Rajendra Nagar is home to many coaching institutes. It is one of the two education hubs in Delhi for government job aspirants (the other being Mukherjee Nagar).

However, the striking difference between these two locations is the demographics of students. While, majority of student-population in Rajendra Nagar comprises those preparing for exams conducted by UPSC (and usually in English medium), Mukherjee Nagar is dominated by a mix of students preparing (i) either for exams conducted by SSC (like CGL and CHSL) (ii) or for civil services exams in Hindi medium.

The streets are filled with sprawling book stores, libraries, rental housing and eateries an ancillary business along with the coaching industry.

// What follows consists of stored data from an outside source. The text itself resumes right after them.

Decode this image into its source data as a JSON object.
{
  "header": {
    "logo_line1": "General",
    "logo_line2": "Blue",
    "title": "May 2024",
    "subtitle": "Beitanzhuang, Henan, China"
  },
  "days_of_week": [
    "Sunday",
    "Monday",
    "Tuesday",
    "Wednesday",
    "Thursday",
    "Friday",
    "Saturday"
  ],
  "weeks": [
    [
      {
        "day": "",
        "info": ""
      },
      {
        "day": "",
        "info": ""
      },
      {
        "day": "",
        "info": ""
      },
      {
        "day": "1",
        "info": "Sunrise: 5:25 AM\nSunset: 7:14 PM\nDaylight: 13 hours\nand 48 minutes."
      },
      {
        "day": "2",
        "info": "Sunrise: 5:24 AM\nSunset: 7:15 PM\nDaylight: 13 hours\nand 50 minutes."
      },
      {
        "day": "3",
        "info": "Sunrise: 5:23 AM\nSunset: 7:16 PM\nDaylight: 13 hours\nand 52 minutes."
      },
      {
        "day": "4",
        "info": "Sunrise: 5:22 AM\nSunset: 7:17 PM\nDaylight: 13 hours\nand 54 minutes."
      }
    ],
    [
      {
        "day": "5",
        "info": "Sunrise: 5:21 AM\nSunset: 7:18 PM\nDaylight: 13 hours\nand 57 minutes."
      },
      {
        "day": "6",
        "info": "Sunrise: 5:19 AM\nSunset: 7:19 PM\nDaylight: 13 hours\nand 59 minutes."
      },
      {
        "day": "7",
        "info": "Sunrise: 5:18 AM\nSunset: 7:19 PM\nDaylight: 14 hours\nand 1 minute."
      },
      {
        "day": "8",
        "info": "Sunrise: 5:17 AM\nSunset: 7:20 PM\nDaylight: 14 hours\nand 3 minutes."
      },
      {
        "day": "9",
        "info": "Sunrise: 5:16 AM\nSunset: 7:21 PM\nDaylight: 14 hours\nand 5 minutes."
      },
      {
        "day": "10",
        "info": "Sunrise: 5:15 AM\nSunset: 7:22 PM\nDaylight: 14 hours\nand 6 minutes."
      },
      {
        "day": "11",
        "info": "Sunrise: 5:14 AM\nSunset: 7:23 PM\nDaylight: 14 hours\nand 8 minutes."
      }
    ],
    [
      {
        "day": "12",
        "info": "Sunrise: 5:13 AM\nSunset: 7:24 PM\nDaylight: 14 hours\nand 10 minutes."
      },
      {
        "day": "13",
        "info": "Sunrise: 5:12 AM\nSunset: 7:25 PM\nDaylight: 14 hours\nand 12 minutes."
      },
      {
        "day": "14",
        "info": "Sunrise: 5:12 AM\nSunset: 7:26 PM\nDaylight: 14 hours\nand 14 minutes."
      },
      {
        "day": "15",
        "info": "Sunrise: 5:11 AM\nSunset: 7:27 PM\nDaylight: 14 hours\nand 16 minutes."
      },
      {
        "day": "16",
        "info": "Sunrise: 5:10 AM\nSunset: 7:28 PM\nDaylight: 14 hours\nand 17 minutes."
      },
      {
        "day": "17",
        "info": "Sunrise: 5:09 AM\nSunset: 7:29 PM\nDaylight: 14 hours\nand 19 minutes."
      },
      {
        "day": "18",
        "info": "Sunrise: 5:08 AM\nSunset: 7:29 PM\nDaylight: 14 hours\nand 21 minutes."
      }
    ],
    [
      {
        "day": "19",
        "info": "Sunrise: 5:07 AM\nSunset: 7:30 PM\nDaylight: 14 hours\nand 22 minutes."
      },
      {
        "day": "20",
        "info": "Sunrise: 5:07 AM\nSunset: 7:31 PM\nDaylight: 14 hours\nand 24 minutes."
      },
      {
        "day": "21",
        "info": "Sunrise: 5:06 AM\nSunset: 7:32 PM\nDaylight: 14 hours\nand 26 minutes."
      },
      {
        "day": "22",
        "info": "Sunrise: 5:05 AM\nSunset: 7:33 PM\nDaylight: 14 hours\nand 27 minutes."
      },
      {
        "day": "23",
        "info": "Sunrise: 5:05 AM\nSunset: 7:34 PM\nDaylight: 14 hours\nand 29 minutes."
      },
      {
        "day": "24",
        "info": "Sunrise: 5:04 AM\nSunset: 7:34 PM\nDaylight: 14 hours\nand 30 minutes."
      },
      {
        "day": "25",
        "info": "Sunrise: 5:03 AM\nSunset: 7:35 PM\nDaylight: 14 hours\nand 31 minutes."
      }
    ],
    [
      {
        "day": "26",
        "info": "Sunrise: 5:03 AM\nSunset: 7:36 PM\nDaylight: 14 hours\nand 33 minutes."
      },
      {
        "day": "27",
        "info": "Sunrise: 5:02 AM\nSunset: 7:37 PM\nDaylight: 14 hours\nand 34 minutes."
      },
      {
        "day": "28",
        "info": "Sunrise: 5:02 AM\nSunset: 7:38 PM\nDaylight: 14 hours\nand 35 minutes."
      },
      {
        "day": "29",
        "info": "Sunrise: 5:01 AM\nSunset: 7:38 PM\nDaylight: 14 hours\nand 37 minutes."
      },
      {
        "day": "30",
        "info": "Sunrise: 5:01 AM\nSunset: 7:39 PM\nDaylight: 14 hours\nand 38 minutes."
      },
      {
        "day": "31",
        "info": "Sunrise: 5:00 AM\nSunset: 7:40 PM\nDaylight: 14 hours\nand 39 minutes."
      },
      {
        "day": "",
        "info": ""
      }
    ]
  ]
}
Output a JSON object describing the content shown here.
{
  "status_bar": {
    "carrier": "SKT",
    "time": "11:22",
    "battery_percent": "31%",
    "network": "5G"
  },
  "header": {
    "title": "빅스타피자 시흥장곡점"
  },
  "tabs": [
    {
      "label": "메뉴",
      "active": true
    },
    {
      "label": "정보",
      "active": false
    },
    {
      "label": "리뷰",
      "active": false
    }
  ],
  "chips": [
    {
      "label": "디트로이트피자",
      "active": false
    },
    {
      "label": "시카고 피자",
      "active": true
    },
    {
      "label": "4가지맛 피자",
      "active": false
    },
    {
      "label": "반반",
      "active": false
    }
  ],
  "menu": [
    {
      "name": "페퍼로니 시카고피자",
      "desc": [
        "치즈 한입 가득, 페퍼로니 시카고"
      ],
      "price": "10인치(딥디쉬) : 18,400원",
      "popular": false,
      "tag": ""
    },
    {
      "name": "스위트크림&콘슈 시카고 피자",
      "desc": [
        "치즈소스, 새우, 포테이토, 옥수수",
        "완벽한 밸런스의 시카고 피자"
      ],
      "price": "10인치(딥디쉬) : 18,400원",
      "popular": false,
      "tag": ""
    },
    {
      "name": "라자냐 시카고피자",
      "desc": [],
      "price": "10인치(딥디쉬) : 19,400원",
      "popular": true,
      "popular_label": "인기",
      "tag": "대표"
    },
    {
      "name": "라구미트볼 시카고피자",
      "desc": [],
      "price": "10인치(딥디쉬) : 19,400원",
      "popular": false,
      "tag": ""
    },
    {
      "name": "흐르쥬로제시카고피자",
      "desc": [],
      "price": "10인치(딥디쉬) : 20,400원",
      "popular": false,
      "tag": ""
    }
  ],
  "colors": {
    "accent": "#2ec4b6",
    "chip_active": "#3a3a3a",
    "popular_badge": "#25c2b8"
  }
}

Coaching industry of Rajendra Nagar and other parts of Delhi were severely impacted in 2020 because of the COVID-19 pandemic.

==Notable people==

Bollywood actor Shahrukh Khan was born here in 1965 at the Talwar Nursing Home[Old Rajendra Nagar], and lived there for more than two decades while studying in Hansraj College and acting in TV series Fauji (1988), Circus (1989) and Dil Darya, before moving to Mumbai in 1991 to pursue a career in films.
- Bollywood singer Jaspinder Narula was born and raised here.
- Shakti Kapoor, Bollywood star, was also born and raised here.

Other known residents included Dilip Kumar, the Bollywood star who lived here for some years, Balraj Madhok a politician of the 1960s, Bollywood actor Shiney Ahuja, actress Divya Dutta and documentary filmmaker Avijit Mukul Kishore. Indian batsman Gautam Gambhir is a resident.